REDD+ is both as simple as it first sounds, and fiendishly complex. The complexity stems in part from the confusion generated by the concept of ‘payment for environmental services,’ known as PES, of which REDD+ is just one form. PES does not always fit neatly with our understanding of ownership, rights, and trade, because these concepts apply to commodities, and PES refers to ‘encumbrances,’ i.e. the acceptance of limits on the full expression of use rights. The distinction is slippery. So is the difference between inputs (the practical actions undertaken by the service provider) and outputs (the measurable environmental impact that the investor expects).
However, REDD+ is also difficult to define in simple terms because forests are extremely complex systems. Foresters understand this, particularly those who manage large, diverse areas in tropical countries. The people who depend on these forests for their livelihoods also understand this complexity, in a way that those who studied forestry as a vocation (like me) perhaps never can.
But REDD+ has made foresters of us all. Economists, lawyers, climatologists, anthropologists, politicians, and journalists are beginning to grasp the importance of understanding how forests respond to the pressures we exert on them.
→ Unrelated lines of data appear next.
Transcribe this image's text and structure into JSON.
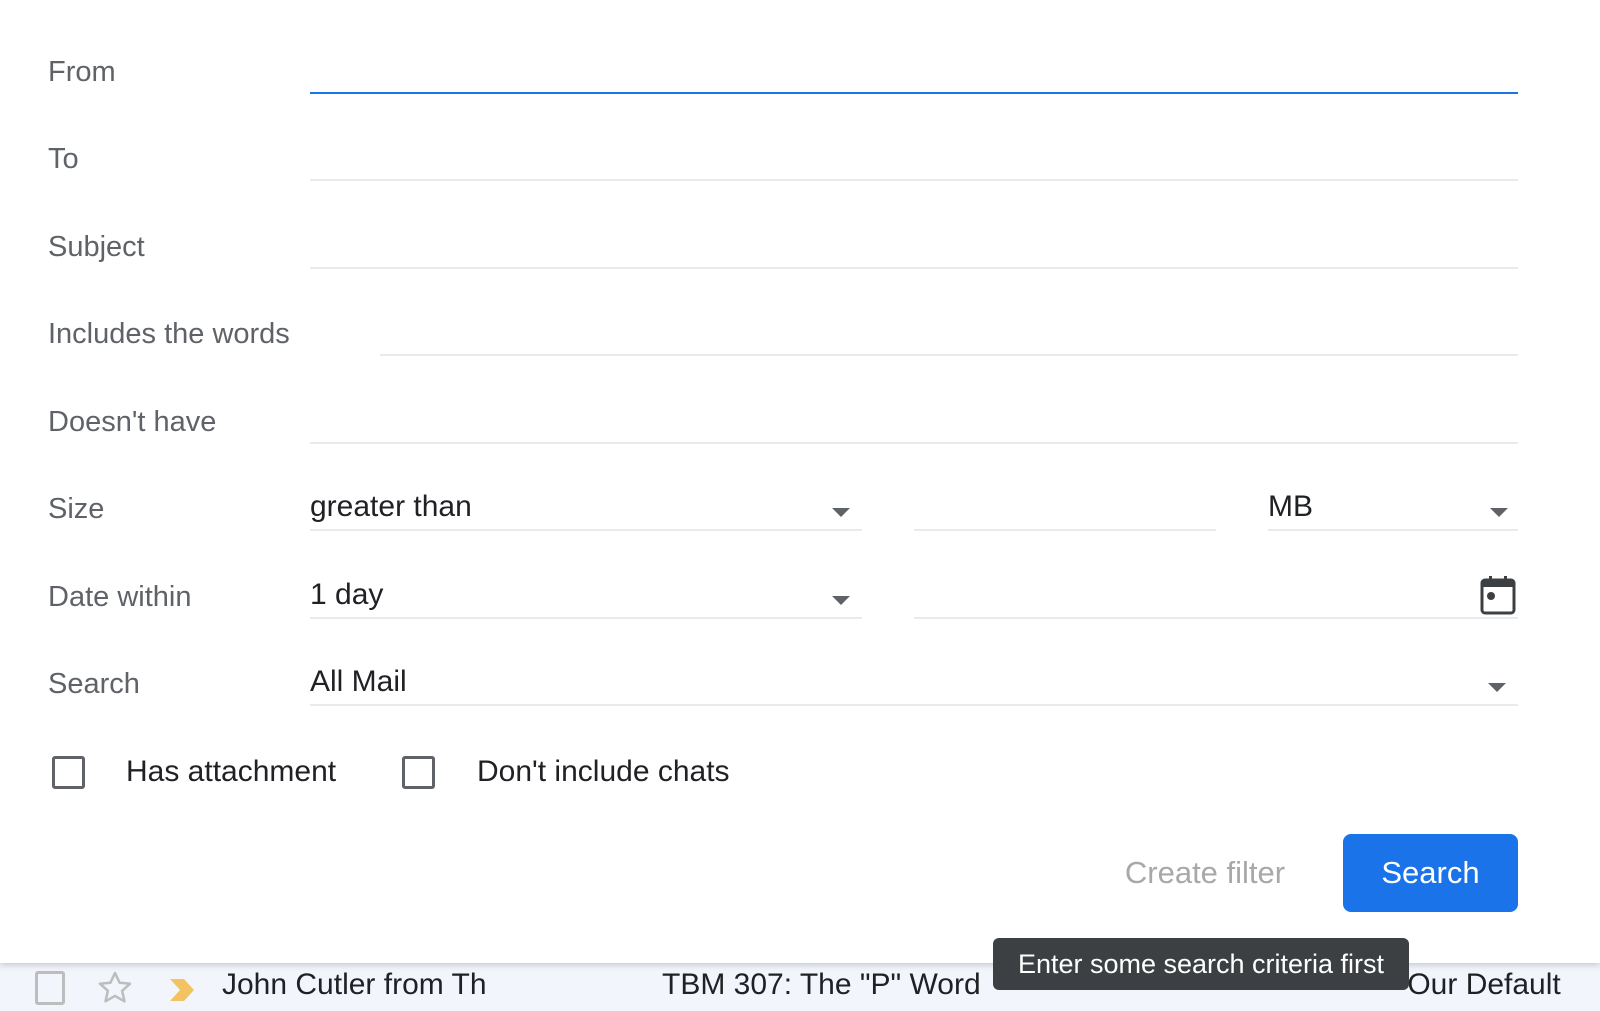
{
  "search_form": {
    "from": {
      "label": "From",
      "value": ""
    },
    "to": {
      "label": "To",
      "value": ""
    },
    "subject": {
      "label": "Subject",
      "value": ""
    },
    "includes_words": {
      "label": "Includes the words",
      "value": ""
    },
    "doesnt_have": {
      "label": "Doesn't have",
      "value": ""
    },
    "size": {
      "label": "Size",
      "operator": "greater than",
      "value": "",
      "unit": "MB"
    },
    "date_within": {
      "label": "Date within",
      "range": "1 day",
      "date": ""
    },
    "search_in": {
      "label": "Search",
      "value": "All Mail"
    },
    "has_attachment": {
      "label": "Has attachment",
      "checked": false
    },
    "dont_include_chats": {
      "label": "Don't include chats",
      "checked": false
    },
    "create_filter_label": "Create filter",
    "search_label": "Search",
    "accent_color": "#1a73e8"
  },
  "tooltip": {
    "text": "Enter some search criteria first"
  },
  "email_list": {
    "rows": [
      {
        "sender": "John Cutler from Th",
        "subject": "TBM 307: The \"P\" Word",
        "subject_tail": "Our Default",
        "starred": false,
        "important": true
      }
    ]
  }
}
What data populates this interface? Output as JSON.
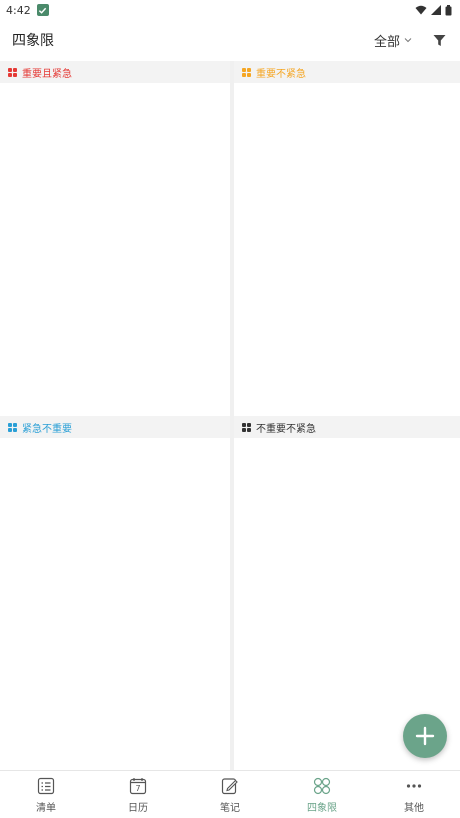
{
  "status_bar": {
    "time": "4:42"
  },
  "header": {
    "title": "四象限",
    "filter_label": "全部"
  },
  "quadrants": [
    {
      "label": "重要且紧急",
      "color": "#e53935"
    },
    {
      "label": "重要不紧急",
      "color": "#f5a623"
    },
    {
      "label": "紧急不重要",
      "color": "#2a9fd6"
    },
    {
      "label": "不重要不紧急",
      "color": "#333333"
    }
  ],
  "bottom_nav": [
    {
      "label": "清单",
      "icon": "list-icon"
    },
    {
      "label": "日历",
      "icon": "calendar-icon",
      "day": "7"
    },
    {
      "label": "笔记",
      "icon": "note-icon"
    },
    {
      "label": "四象限",
      "icon": "quadrant-icon",
      "active": true
    },
    {
      "label": "其他",
      "icon": "more-icon"
    }
  ],
  "colors": {
    "accent": "#6ba48a",
    "header_bg": "#f3f3f3"
  }
}
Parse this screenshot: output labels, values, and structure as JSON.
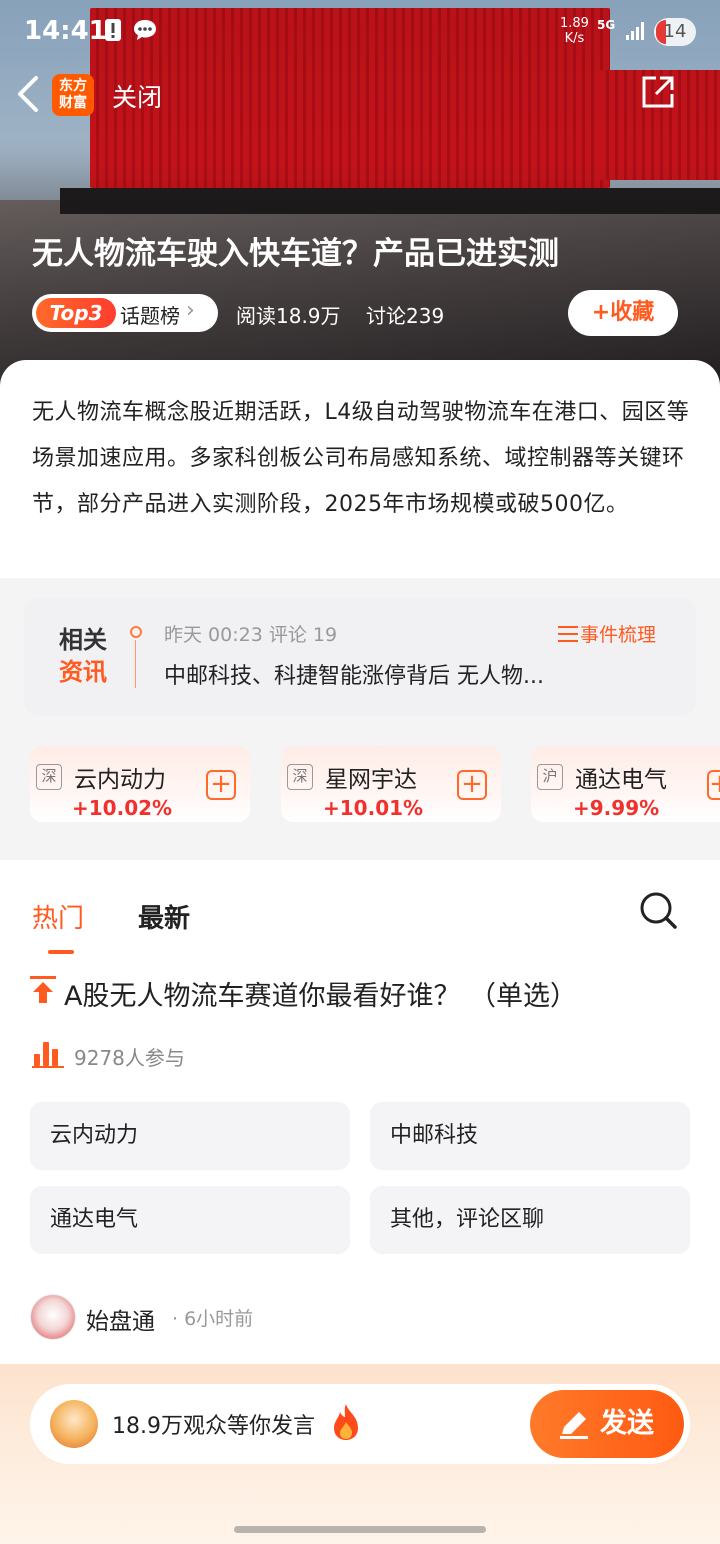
{
  "status_bar": {
    "time": "14:41",
    "net_speed_value": "1.89",
    "net_speed_unit": "K/s",
    "network": "5G",
    "battery": "14"
  },
  "nav": {
    "logo_line1": "东方",
    "logo_line2": "财富",
    "close_label": "关闭"
  },
  "topic": {
    "title": "无人物流车驶入快车道？产品已进实测",
    "rank_badge": "Top3",
    "rank_label": "话题榜",
    "reads": "阅读18.9万",
    "comments": "讨论239",
    "favorite_label": "收藏",
    "summary": "无人物流车概念股近期活跃，L4级自动驾驶物流车在港口、园区等场景加速应用。多家科创板公司布局感知系统、域控制器等关键环节，部分产品进入实测阶段，2025年市场规模或破500亿。"
  },
  "related_news": {
    "badge_line1": "相关",
    "badge_line2": "资讯",
    "time": "昨天 00:23 评论 19",
    "events_label": "事件梳理",
    "headline": "中邮科技、科捷智能涨停背后 无人物..."
  },
  "stocks": [
    {
      "exchange": "深",
      "name": "云内动力",
      "change": "+10.02%"
    },
    {
      "exchange": "深",
      "name": "星网宇达",
      "change": "+10.01%"
    },
    {
      "exchange": "沪",
      "name": "通达电气",
      "change": "+9.99%"
    }
  ],
  "tabs": {
    "hot": "热门",
    "latest": "最新"
  },
  "poll": {
    "question": "A股无人物流车赛道你最看好谁？ （单选）",
    "participants": "9278人参与",
    "options": [
      "云内动力",
      "中邮科技",
      "通达电气",
      "其他，评论区聊"
    ]
  },
  "post": {
    "author": "始盘通",
    "time": "· 6小时前"
  },
  "bottom_bar": {
    "placeholder": "18.9万观众等你发言",
    "send_label": "发送"
  },
  "colors": {
    "accent": "#ff5a1f",
    "rise": "#f0312d"
  }
}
This is excellent news for forests.
A certified response
This mass interest brings with it an insatiable demand for information, as similar interest has sparked demand for news on climate change and other technical fields. Information must be provided transparently and consistently to meet the needs of a diverse and growing group of interested stakeholders. It cannot therefore be limited to the specific needs of carbon markets, which are the focus of current discussions under REDD+. It must also encompass the technical, social, and environmental ‘safeguards’ that define the quality of a forest in the broadest sense.
Fortunately, foresters have been here before. In the 1980s, the growth of environmental awareness among consumers of forest products led to a similar demand for a trusted source of information on forests. The result was the spread of forest certification, and the development of international standards that cover all aspects of forest management. These standards evolve as we learn more about the interaction of social, environmental, and economic issues in forestry, and as the information demands of stakeholders change over time.
Forest managers aiming for certification are, by definition, aiming for high quality in all aspects of forest management. The steps that they need to achieve certification are very similar to the steps that they need to engage in REDD+. Both require a demonstrable improvement in the social and environmental impacts of forest management. So, instead of starting from scratch, foresters can look to the experience of global certification schemes, such as that of the Forest Stewardship Council (FSC) with its balanced, democratic membership of economic, environmental, and social interest groups.
Much of the hard-nosed negotiating on REDD+ safeguards has, in effect, been thrashed out over the last two decades through the internal meetings of the FSC and other international, regional, or country-specific certification schemes. This is why, despite the detailed negotiations on REDD+ methods and safeguards that will start in earnest after the Cancun agreements, one of the most significant events of 2011 may be the tri-annual General Assembly of the FSC, to be held in June in Sabah, Malaysia.
The past three years have been fascinating for foresters. With so many more of us around, the next few years promise even more interesting times.